“Oh, at times! I’ve never been of one mind about her half an hour together, and I don’t expect to be hard upon her the whole evening, now. The last day I saw her at the farm, as I’ve often told you, I pitied her from the bottom of my heart, but before we said good-by I suspected that I had been the subject of one of her little dramatic effects. Can’t you imagine a person who really feels all she thinks she ought to feel at any given time?”
“No,” said the gentleman, with cheerful resignation, “that’s beyond my depth again.”
“Well, she’s that kind; or I’ve fancied so in my skeptical moods about her. If she dramatizes her part to-night half as well as she used to dramatize herself, she’ll be a great actress. But that remains to be seen. When I first heard she was going on the stage, it seemed like a clew to everything; she says she always wanted to be an actress; and I felt that it was a perfect inspiration. It would give her excitement and admiration, and it would multiply the subjects of her effects to any extent. It always did seem a ridiculous waste that she should merely fascinate one man at a time; she ought to have had thousands. But I’m not so certain, now, after all, that she’s found her destiny.”
“Why?”
“Why, a stage success might be very much to her taste, while she mightn’t at all like the trouble of making it. I think she has a real theatrical genius, but I suppose the stage takes a great deal of self-denial and constancy, and she’s fickle as the wind.”
“Oh, come, now, Susan, you know you said yesterday that, after all, you did believe she had a lasting regard for William’s friend.”
“Yes, that’s a great puzzle and mystery. Perhaps it was because she had broken with him. I didn’t infer from anything she said that their acquaintance now was of anything but a friendly sort. I wish I had felt authorized to ask just how it was renewed,” said the lady, regretfully.
“I wish you had. I should have liked to know. There must be something extraordinary about her to enable her to keep him for a friend after all that happened.”

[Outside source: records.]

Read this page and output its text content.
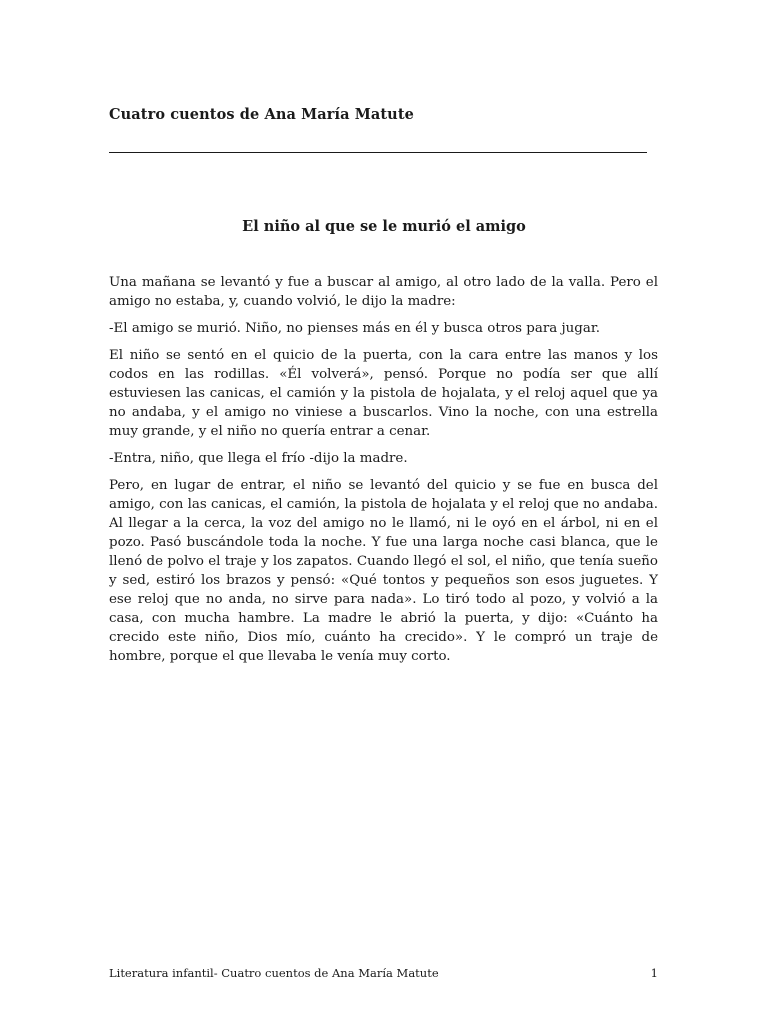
Cuatro cuentos de Ana María Matute
El niño al que se le murió el amigo

Una mañana se levantó y fue a buscar al amigo, al otro lado de la valla. Pero el amigo no estaba, y, cuando volvió, le dijo la madre:

-El amigo se murió. Niño, no pienses más en él y busca otros para jugar.

El niño se sentó en el quicio de la puerta, con la cara entre las manos y los codos en las rodillas. «Él volverá», pensó. Porque no podía ser que allí estuviesen las canicas, el camión y la pistola de hojalata, y el reloj aquel que ya no andaba, y el amigo no viniese a buscarlos. Vino la noche, con una estrella muy grande, y el niño no quería entrar a cenar.

-Entra, niño, que llega el frío -dijo la madre.

Pero, en lugar de entrar, el niño se levantó del quicio y se fue en busca del amigo, con las canicas, el camión, la pistola de hojalata y el reloj que no andaba. Al llegar a la cerca, la voz del amigo no le llamó, ni le oyó en el árbol, ni en el pozo. Pasó buscándole toda la noche. Y fue una larga noche casi blanca, que le llenó de polvo el traje y los zapatos. Cuando llegó el sol, el niño, que tenía sueño y sed, estiró los brazos y pensó: «Qué tontos y pequeños son esos juguetes. Y ese reloj que no anda, no sirve para nada». Lo tiró todo al pozo, y volvió a la casa, con mucha hambre. La madre le abrió la puerta, y dijo: «Cuánto ha crecido este niño, Dios mío, cuánto ha crecido». Y le compró un traje de hombre, porque el que llevaba le venía muy corto.

Literatura infantil- Cuatro cuentos de Ana María Matute	1
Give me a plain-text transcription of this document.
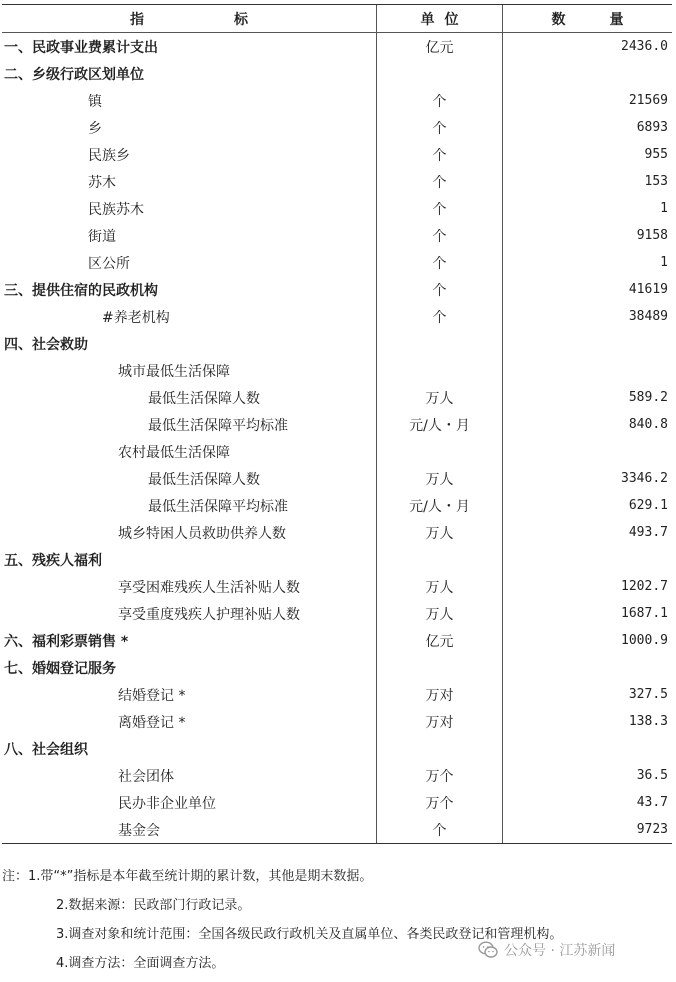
指	标	单 位	数	量
一、民政事业费累计支出	亿元	2436.0
二、乡级行政区划单位
镇	个	21569
乡	个	6893
民族乡	个	955
苏木	个	153
民族苏木	个	1
街道	个	9158
区公所	个	1
三、提供住宿的民政机构	个	41619
#养老机构	个	38489
四、社会救助
城市最低生活保障
最低生活保障人数	万人	589.2
最低生活保障平均标准	元/人・月	840.8
农村最低生活保障
最低生活保障人数	万人	3346.2
最低生活保障平均标准	元/人・月	629.1
城乡特困人员救助供养人数	万人	493.7
五、残疾人福利
享受困难残疾人生活补贴人数	万人	1202.7
享受重度残疾人护理补贴人数	万人	1687.1
六、福利彩票销售 *	亿元	1000.9
七、婚姻登记服务
结婚登记 *	万对	327.5
离婚登记 *	万对	138.3
八、社会组织
社会团体	万个	36.5
民办非企业单位	万个	43.7
基金会	个	9723
注：1.带“*”指标是本年截至统计期的累计数，其他是期末数据。
2.数据来源：民政部门行政记录。
3.调查对象和统计范围：全国各级民政行政机关及直属单位、各类民政登记和管理机构。
4.调查方法：全面调查方法。
公众号 · 江苏新闻
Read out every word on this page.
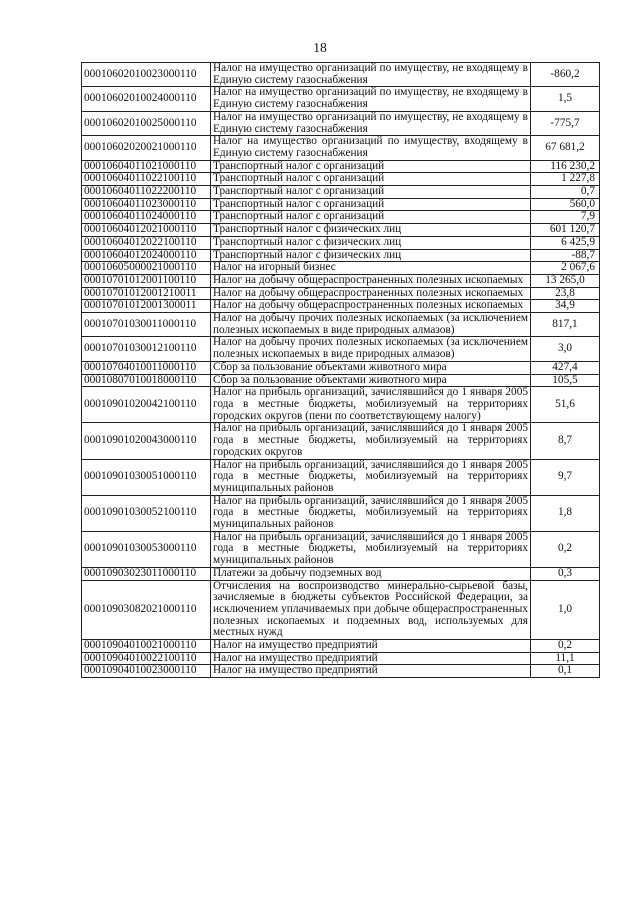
18
00010602010023000110	Налог на имущество организаций по имуществу, не входящему в Единую систему газоснабжения	-860,2
00010602010024000110	Налог на имущество организаций по имуществу, не входящему в Единую систему газоснабжения	1,5
00010602010025000110	Налог на имущество организаций по имуществу, не входящему в Единую систему газоснабжения	-775,7
00010602020021000110	Налог на имущество организаций по имуществу, входящему в Единую систему газоснабжения	67 681,2
00010604011021000110	Транспортный налог с организаций	116 230,2
00010604011022100110	Транспортный налог с организаций	1 227,8
00010604011022200110	Транспортный налог с организаций	0,7
00010604011023000110	Транспортный налог с организаций	560,0
00010604011024000110	Транспортный налог с организаций	7,9
00010604012021000110	Транспортный налог с физических лиц	601 120,7
00010604012022100110	Транспортный налог с физических лиц	6 425,9
00010604012024000110	Транспортный налог с физических лиц	-88,7
00010605000021000110	Налог на игорный бизнес	2 067,6
00010701012001100110	Налог на добычу общераспространенных полезных ископаемых	13 265,0
00010701012001210011	Налог на добычу общераспространенных полезных ископаемых	23,8
00010701012001300011	Налог на добычу общераспространенных полезных ископаемых	34,9
00010701030011000110	Налог на добычу прочих полезных ископаемых (за исключением полезных ископаемых в виде природных алмазов)	817,1
00010701030012100110	Налог на добычу прочих полезных ископаемых (за исключением полезных ископаемых в виде природных алмазов)	3,0
00010704010011000110	Сбор за пользование объектами животного мира	427,4
00010807010018000110	Сбор за пользование объектами животного мира	105,5
00010901020042100110	Налог на прибыль организаций, зачислявшийся до 1 января 2005 года в местные бюджеты, мобилизуемый на территориях городских округов (пени по соответствующему налогу)	51,6
00010901020043000110	Налог на прибыль организаций, зачислявшийся до 1 января 2005 года в местные бюджеты, мобилизуемый на территориях городских округов	8,7
00010901030051000110	Налог на прибыль организаций, зачислявшийся до 1 января 2005 года в местные бюджеты, мобилизуемый на территориях муниципальных районов	9,7
00010901030052100110	Налог на прибыль организаций, зачислявшийся до 1 января 2005 года в местные бюджеты, мобилизуемый на территориях муниципальных районов	1,8
00010901030053000110	Налог на прибыль организаций, зачислявшийся до 1 января 2005 года в местные бюджеты, мобилизуемый на территориях муниципальных районов	0,2
00010903023011000110	Платежи за добычу подземных вод	0,3
00010903082021000110	Отчисления на воспроизводство минерально-сырьевой базы, зачисляемые в бюджеты субъектов Российской Федерации, за исключением уплачиваемых при добыче общераспространенных полезных ископаемых и подземных вод, используемых для местных нужд	1,0
00010904010021000110	Налог на имущество предприятий	0,2
00010904010022100110	Налог на имущество предприятий	11,1
00010904010023000110	Налог на имущество предприятий	0,1
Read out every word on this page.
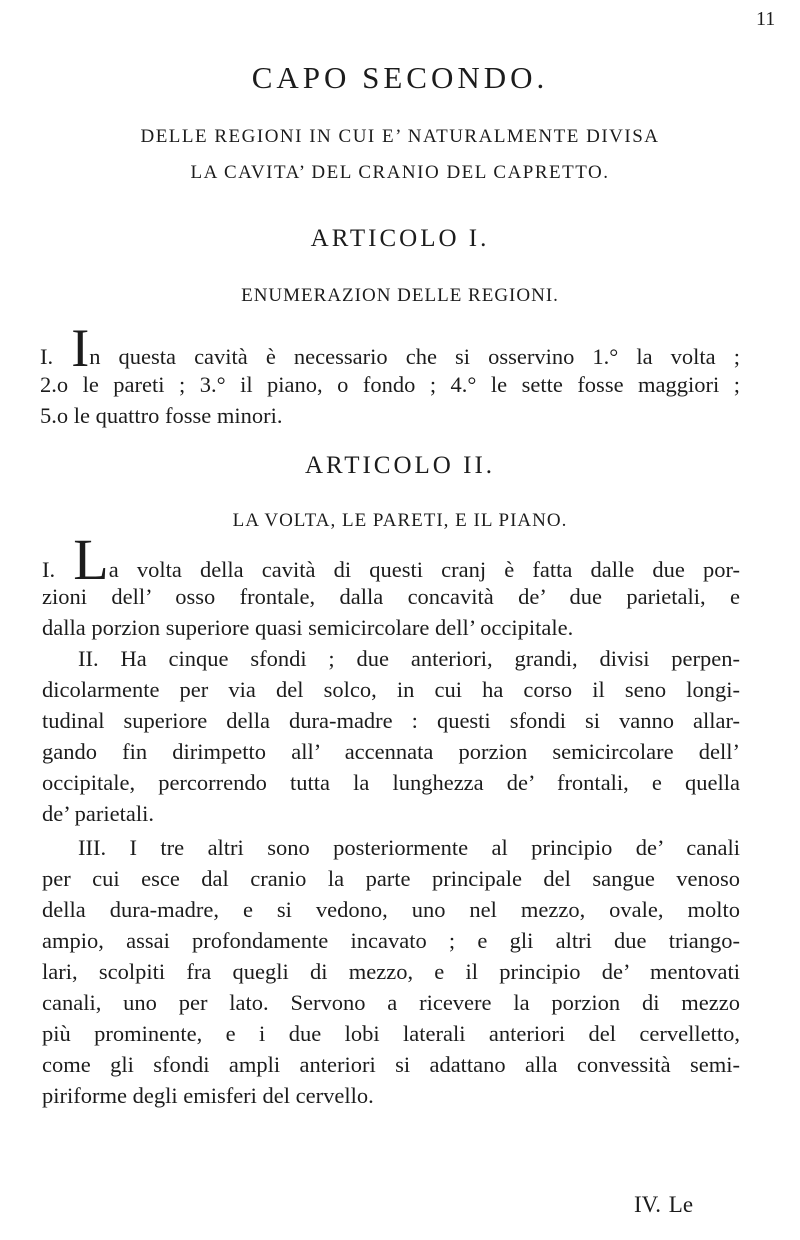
11
CAPO SECONDO.
DELLE REGIONI IN CUI E’ NATURALMENTE DIVISA
LA CAVITA’ DEL CRANIO DEL CAPRETTO.
ARTICOLO I.
ENUMERAZION DELLE REGIONI.
I. In questa cavità è necessario che si osservino 1.° la volta ;
2.o le pareti ; 3.° il piano, o fondo ; 4.° le sette fosse maggiori ;
5.o le quattro fosse minori.
ARTICOLO II.
LA VOLTA, LE PARETI, E IL PIANO.
I. La volta della cavità di questi cranj è fatta dalle due por-
zioni dell’ osso frontale, dalla concavità de’ due parietali, e
dalla porzion superiore quasi semicircolare dell’ occipitale.
II. Ha cinque sfondi ; due anteriori, grandi, divisi perpen-
dicolarmente per via del solco, in cui ha corso il seno longi-
tudinal superiore della dura-madre : questi sfondi si vanno allar-
gando fin dirimpetto all’ accennata porzion semicircolare dell’
occipitale, percorrendo tutta la lunghezza de’ frontali, e quella
de’ parietali.
III. I tre altri sono posteriormente al principio de’ canali
per cui esce dal cranio la parte principale del sangue venoso
della dura-madre, e si vedono, uno nel mezzo, ovale, molto
ampio, assai profondamente incavato ; e gli altri due triango-
lari, scolpiti fra quegli di mezzo, e il principio de’ mentovati
canali, uno per lato. Servono a ricevere la porzion di mezzo
più prominente, e i due lobi laterali anteriori del cervelletto,
come gli sfondi ampli anteriori si adattano alla convessità semi-
piriforme degli emisferi del cervello.
IV. Le
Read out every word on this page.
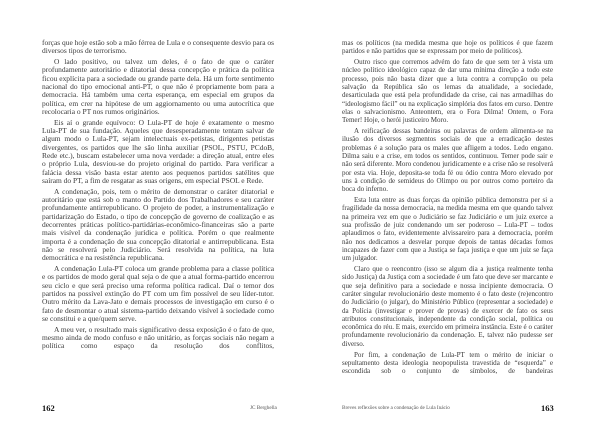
forças que hoje estão sob a mão férrea de Lula e o consequente desvio para os diversos tipos de terrorismo.

O lado positivo, ou talvez um deles, é o fato de que o caráter profundamente autoritário e ditatorial dessa concepção e prática da política ficou explícita para a sociedade ou grande parte dela. Há um forte sentimento nacional do tipo emocional anti-PT, o que não é propriamente bom para a democracia. Há também uma certa esperança, em especial em grupos da política, em crer na hipótese de um aggiornamento ou uma autocrítica que recolocaria o PT nos rumos originários.

Eis aí o grande equívoco: O Lula-PT de hoje é exatamente o mesmo Lula-PT de sua fundação. Aqueles que desesperadamente tentam salvar de algum modo o Lula-PT, sejam intelectuais ex-petistas, dirigentes petistas divergentes, os partidos que lhe são linha auxiliar (PSOL, PSTU, PCdoB, Rede etc.), buscam estabelecer uma nova verdade: a direção atual, entre eles o próprio Lula, desviou-se do projeto original do partido. Para verificar a falácia dessa visão basta estar atento aos pequenos partidos satélites que saíram do PT, a fim de resgatar as suas origens, em especial PSOL e Rede.

A condenação, pois, tem o mérito de demonstrar o caráter ditatorial e autoritário que está sob o manto do Partido dos Trabalhadores e seu caráter profundamente antirrepublicano. O projeto de poder, a instrumentalização e partidarização do Estado, o tipo de concepção de governo de coalização e as decorrentes práticas político-partidárias-econômico-financeiras são a parte mais visível da condenação jurídica e política. Porém o que realmente importa é a condenação de sua concepção ditatorial e antirrepublicana. Esta não se resolverá pelo Judiciário. Será resolvida na política, na luta democrática e na resistência republicana.

A condenação Lula-PT coloca um grande problema para a classe política e os partidos de modo geral qual seja o de que a atual forma-partido encerrou seu ciclo e que será preciso uma reforma política radical. Daí o temor dos partidos na possível extinção do PT com um fim possível de seu líder-tutor. Outro mérito da Lava-Jato e demais processos de investigação em curso é o fato de desmontar o atual sistema-partido deixando visível à sociedade como se constitui e a que/quem serve.

A meu ver, o resultado mais significativo dessa exposição é o fato de que, mesmo ainda de modo confuso e não unitário, as forças sociais não negam a política como espaço da resolução dos conflitos,

mas os políticos (na medida mesma que hoje os políticos é que fazem partidos e não partidos que se expressam por meio de políticos).

Outro risco que corremos advém do fato de que sem ter à vista um núcleo político ideológico capaz de dar uma mínima direção a todo este processo, pois não basta dizer que a luta contra a corrupção ou pela salvação da República são os lemas da atualidade, a sociedade, desarticulada que está pela profundidade da crise, cai nas armadilhas do “ideologismo fácil” ou na explicação simplória dos fatos em curso. Dentre elas o salvacionismo. Anteontem, era o Fora Dilma! Ontem, o Fora Temer! Hoje, o herói justiceiro Moro.

A reificação dessas bandeiras ou palavras de ordem alimenta-se na ilusão dos diversos segmentos sociais de que a erradicação destes problemas é a solução para os males que afligem a todos. Ledo engano. Dilma saiu e a crise, em todos os sentidos, continuou. Temer pode sair e não será diferente. Moro condenou juridicamente e a crise não se resolverá por esta via. Hoje, deposita-se toda fé ou ódio contra Moro elevado por uns à condição de semideus do Olimpo ou por outros como porteiro da boca do inferno.

Esta luta entre as duas forças da opinião pública demonstra per si a fragilidade da nossa democracia, na medida mesma em que quando talvez na primeira vez em que o Judiciário se faz Judiciário e um juiz exerce a sua profissão de juiz condenando um ser poderoso – Lula-PT – todos aplaudimos o fato, evidentemente alvissareiro para a democracia, porém não nos dedicamos a desvelar porque depois de tantas décadas fomos incapazes de fazer com que a Justiça se faça justiça e que um juiz se faça um julgador.

Claro que o reencontro (isso se algum dia a justiça realmente tenha sido Justiça) da Justiça com a sociedade é um fato que deve ser marcante e que seja definitivo para a sociedade e nossa incipiente democracia. O caráter singular revolucionário deste momento é o fato deste (re)encontro do Judiciário (o julgar), do Ministério Público (representar a sociedade) e da Polícia (investigar e prover de provas) de exercer de fato os seus atributos constitucionais, independente da condição social, política ou econômica do réu. E mais, exercido em primeira instância. Este é o caráter profundamente revolucionário da condenação. E, talvez não pudesse ser diverso.

Por fim, a condenação de Lula-PT tem o mérito de iniciar o sepultamento desta ideologia neopopulista travestida de “esquerda” e escondida sob o conjunto de símbolos, de bandeiras

162	JC Berghella	Breves reflexões sobre a condenação de Lula Inácio	163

“Oh, did I ever pretend there wasn’t something extraordinary about her? There was everything extraordinary about her! And there are times when I can’t help admiring a sort of moral heroism she had. I think she was fascinated for a while with the dreadfulness of flirting with William under the circumstances; but not one woman in a thousand would have had the courage to do what she did when she found it was becoming serious with him.”
“Very likely. But I have a higher opinion of women. My sense of right and wrong has not been shaken, like some people’s, by this enchantress. I can’t help thinking it might not have been so rough on him if her moral heroism had begun a little sooner—say before the flirtation.”